While watching the Olympics, it's hard not to be inspired by these athletes who have worked so hard to get to Rio. In just the first few days of the 2016 Olympics, Katie Ledecky beat her own world record in the 400-meter freestyle competition to take home Team USA's first gold. Michael Phelps won his first gold medal of the Rio games (his 19th) in the men's 400-meter freestyle relay to continue his reign as the most decorated Olympian with 23 medals. These are the triumphant stories anyone watching the Olympic coverage is used to seeing. These are the names that dominate the conversation when it comes to the Games, because they are the high-profile athletes that are expected to win for American. But, in Powerade's #JustAKid campaign for the 2016 Olympics, the brand is making it clear that we're all just kids from somewhere, and the road to the Olympics isn't always paved with gold.
"We don't choose where we begin," Powerade states in this campaign that started in 2015 with basketball player Derrick Rose and now features three United States athletes headed to the Olympics. "But we can decide how we finish." With this message, though, the sports drink is also saying that these stories shouldn't go ignored. The three athletes featured in these commercials are not the Phelpses or the Ledeckis. Instead, it's boxer Claressa Shields, track and field athlete Lopez Lomong, and boxer Shakur Stevenson.
Claressa Shields from Flint, Michigan gets a chance to tell her story, which includes a father who was in and out of jail when she was a kid and a mother who struggled with drugs.
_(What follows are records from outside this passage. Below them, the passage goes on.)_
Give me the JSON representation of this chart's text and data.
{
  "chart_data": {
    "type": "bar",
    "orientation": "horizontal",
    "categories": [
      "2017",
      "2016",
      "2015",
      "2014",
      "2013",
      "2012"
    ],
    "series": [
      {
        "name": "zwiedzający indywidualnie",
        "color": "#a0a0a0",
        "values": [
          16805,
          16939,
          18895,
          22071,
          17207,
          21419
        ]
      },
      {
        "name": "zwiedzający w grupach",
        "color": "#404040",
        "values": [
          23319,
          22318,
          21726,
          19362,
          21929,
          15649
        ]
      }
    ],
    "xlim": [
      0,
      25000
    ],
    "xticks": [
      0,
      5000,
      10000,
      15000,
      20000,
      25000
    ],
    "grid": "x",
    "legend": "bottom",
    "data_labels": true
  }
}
Growing up, the Olympics probably didn't seem like a viable option for a kid from Flint, a place that is known for its high crime rates and, most recently, its toxic waters. But, at just 17 years old, the middleweight fighter won a gold medal, making her the first American woman in history to win Olympic boxing gold.
Lomong's athletic ability is also what saved him, quite literally. At just 6 years old, the Kimotong, South Sudan, native was abducted during the Sudanese Civil War. He later escaped by running for three days straight and, after a decade in a refugee camp, he made his way to the U.S. where he was granted American citizenship. The now Portland, Oregon native has competed in the 2008 Beijing Olympics — where he was chosen to be Team USA's flag bearer— and the 2012 London games.
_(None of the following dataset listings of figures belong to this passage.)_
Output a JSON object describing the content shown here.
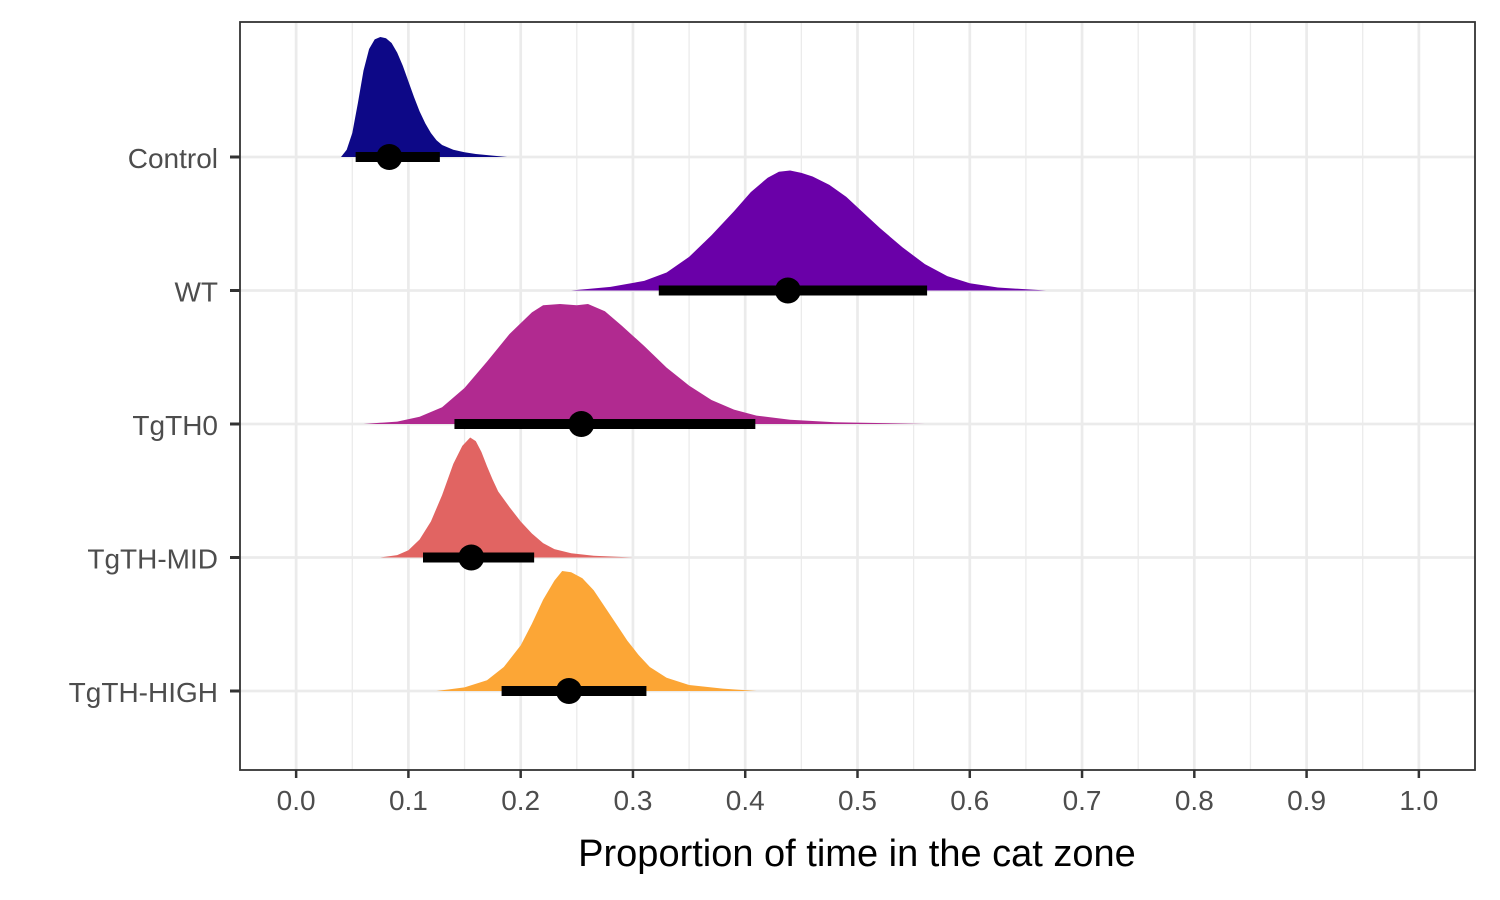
{
  "chart_data": {
    "type": "area",
    "subtype": "halfeye-density",
    "title": "",
    "xlabel": "Proportion of time in the cat zone",
    "ylabel": "",
    "xlim": [
      -0.05,
      1.05
    ],
    "x_ticks": [
      "0.0",
      "0.1",
      "0.2",
      "0.3",
      "0.4",
      "0.5",
      "0.6",
      "0.7",
      "0.8",
      "0.9",
      "1.0"
    ],
    "grid": true,
    "legend": "none",
    "categories": [
      "Control",
      "WT",
      "TgTH0",
      "TgTH-MID",
      "TgTH-HIGH"
    ],
    "series": [
      {
        "name": "Control",
        "color": "#0D0887",
        "point": 0.083,
        "interval": [
          0.053,
          0.128
        ],
        "density": [
          [
            0.04,
            0
          ],
          [
            0.045,
            0.06
          ],
          [
            0.05,
            0.2
          ],
          [
            0.055,
            0.45
          ],
          [
            0.06,
            0.72
          ],
          [
            0.065,
            0.9
          ],
          [
            0.07,
            0.98
          ],
          [
            0.075,
            1.0
          ],
          [
            0.08,
            0.99
          ],
          [
            0.085,
            0.95
          ],
          [
            0.09,
            0.87
          ],
          [
            0.095,
            0.76
          ],
          [
            0.1,
            0.63
          ],
          [
            0.105,
            0.5
          ],
          [
            0.11,
            0.38
          ],
          [
            0.115,
            0.28
          ],
          [
            0.12,
            0.2
          ],
          [
            0.125,
            0.14
          ],
          [
            0.13,
            0.1
          ],
          [
            0.14,
            0.06
          ],
          [
            0.15,
            0.04
          ],
          [
            0.16,
            0.025
          ],
          [
            0.175,
            0.012
          ],
          [
            0.188,
            0
          ]
        ]
      },
      {
        "name": "WT",
        "color": "#6A00A8",
        "point": 0.438,
        "interval": [
          0.323,
          0.562
        ],
        "density": [
          [
            0.245,
            0
          ],
          [
            0.28,
            0.03
          ],
          [
            0.31,
            0.08
          ],
          [
            0.33,
            0.15
          ],
          [
            0.35,
            0.28
          ],
          [
            0.37,
            0.46
          ],
          [
            0.39,
            0.66
          ],
          [
            0.405,
            0.82
          ],
          [
            0.42,
            0.94
          ],
          [
            0.43,
            0.99
          ],
          [
            0.44,
            1.0
          ],
          [
            0.45,
            0.98
          ],
          [
            0.46,
            0.95
          ],
          [
            0.475,
            0.88
          ],
          [
            0.49,
            0.78
          ],
          [
            0.505,
            0.65
          ],
          [
            0.52,
            0.52
          ],
          [
            0.54,
            0.36
          ],
          [
            0.56,
            0.22
          ],
          [
            0.58,
            0.12
          ],
          [
            0.6,
            0.06
          ],
          [
            0.625,
            0.025
          ],
          [
            0.668,
            0
          ]
        ]
      },
      {
        "name": "TgTH0",
        "color": "#B12A90",
        "point": 0.254,
        "interval": [
          0.141,
          0.409
        ],
        "density": [
          [
            0.06,
            0
          ],
          [
            0.09,
            0.02
          ],
          [
            0.11,
            0.06
          ],
          [
            0.13,
            0.14
          ],
          [
            0.15,
            0.3
          ],
          [
            0.17,
            0.52
          ],
          [
            0.19,
            0.75
          ],
          [
            0.21,
            0.93
          ],
          [
            0.22,
            0.99
          ],
          [
            0.235,
            1.0
          ],
          [
            0.25,
            0.99
          ],
          [
            0.26,
            1.0
          ],
          [
            0.275,
            0.94
          ],
          [
            0.29,
            0.82
          ],
          [
            0.31,
            0.65
          ],
          [
            0.33,
            0.47
          ],
          [
            0.35,
            0.32
          ],
          [
            0.37,
            0.2
          ],
          [
            0.39,
            0.12
          ],
          [
            0.41,
            0.07
          ],
          [
            0.44,
            0.035
          ],
          [
            0.48,
            0.015
          ],
          [
            0.56,
            0
          ]
        ]
      },
      {
        "name": "TgTH-MID",
        "color": "#E16462",
        "point": 0.156,
        "interval": [
          0.113,
          0.212
        ],
        "density": [
          [
            0.075,
            0
          ],
          [
            0.09,
            0.02
          ],
          [
            0.1,
            0.06
          ],
          [
            0.11,
            0.15
          ],
          [
            0.12,
            0.3
          ],
          [
            0.13,
            0.52
          ],
          [
            0.14,
            0.78
          ],
          [
            0.148,
            0.93
          ],
          [
            0.155,
            1.0
          ],
          [
            0.16,
            0.97
          ],
          [
            0.165,
            0.88
          ],
          [
            0.17,
            0.76
          ],
          [
            0.175,
            0.65
          ],
          [
            0.18,
            0.55
          ],
          [
            0.19,
            0.42
          ],
          [
            0.2,
            0.3
          ],
          [
            0.21,
            0.2
          ],
          [
            0.22,
            0.12
          ],
          [
            0.23,
            0.07
          ],
          [
            0.245,
            0.035
          ],
          [
            0.265,
            0.015
          ],
          [
            0.3,
            0
          ]
        ]
      },
      {
        "name": "TgTH-HIGH",
        "color": "#FCA636",
        "point": 0.243,
        "interval": [
          0.183,
          0.312
        ],
        "density": [
          [
            0.125,
            0
          ],
          [
            0.15,
            0.03
          ],
          [
            0.17,
            0.09
          ],
          [
            0.185,
            0.2
          ],
          [
            0.2,
            0.38
          ],
          [
            0.21,
            0.56
          ],
          [
            0.22,
            0.76
          ],
          [
            0.23,
            0.92
          ],
          [
            0.237,
            1.0
          ],
          [
            0.245,
            0.99
          ],
          [
            0.255,
            0.94
          ],
          [
            0.265,
            0.84
          ],
          [
            0.275,
            0.7
          ],
          [
            0.285,
            0.56
          ],
          [
            0.295,
            0.42
          ],
          [
            0.305,
            0.3
          ],
          [
            0.315,
            0.2
          ],
          [
            0.33,
            0.11
          ],
          [
            0.35,
            0.05
          ],
          [
            0.38,
            0.02
          ],
          [
            0.41,
            0
          ]
        ]
      }
    ]
  }
}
Shakur Stevenson, an Olympic bantamweight boxer from Newark, New Jersey, named after rapper Tupac Shakur, has also been fighting his whole life. Stevenson first learned how to box from his grandfather at 5 years old and is now undefeated in every one of his international fights, a positive sign that the kid from Brick City could come back home with a gold medal in his first Olympics. If he does win, Stevenson would become the first American man to bring home boxing gold since 2004.
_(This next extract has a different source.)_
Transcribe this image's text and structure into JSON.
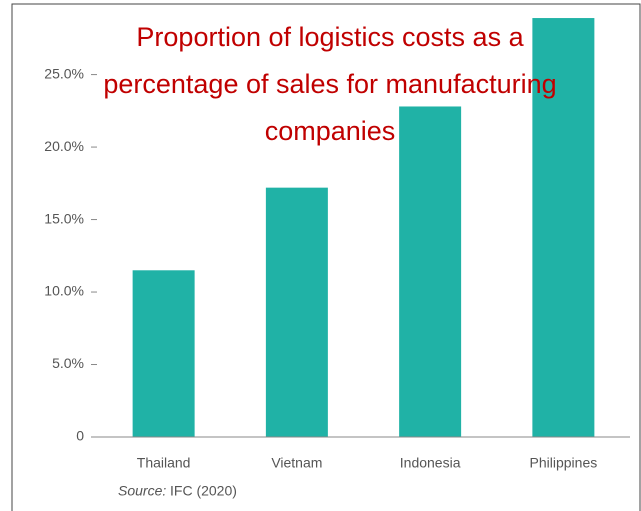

It's a home that, from the looks of this commercial, could be scary for a little kid. Stevenson's flashbacks to his childhood include having to defend himself against a bully who stole his hat and walking outside his door to a burning car. But his mom was there to bandage him up and make sure he didn't get any blood on her floor. In a statement, Stevenson said, "There isn't a match that goes by where I don't pause at least once to think about where I came from and all that I've been through." He's proud to be from Newark and wants this ad to give hope to any kid with big dreams from a city like his. "I hope this commercial inspires others to believe that with hard work, where you're from and the difficulties you faced, will never be a barrier to where you can go and what you can accomplish."
I think this is the other side of the Olympics that we don't usually get to see because it's hard to watch. No one wants to think about a boxer who got into the ring because they've had to fight their whole lives or the kid from South Sudan who ran for much more powerful reasons than to get a gold medal. Powerade is bringing to everyone's attention the stories of the non-traditional athletes who had to overcome real adversity to get to Rio.
For these athletes, it's not just about the hours and hours of training each day and the years they give up to get to the Olympics. For them, It's about overcoming the struggles inherent in where they were born, their tumultuous upbringing, and all the elements they had no control over and yet still had to endure.
Like Powerade says, we're all kids from somewhere, which means Team USA is from everywhere. There isn't just one kind of Olympian. There's more than one path to the Olympics. These athletes featured in these ads may have taken the road less traveled, but it doesn't make them any less great. It's something worth remembering while watching the Rio Olympics.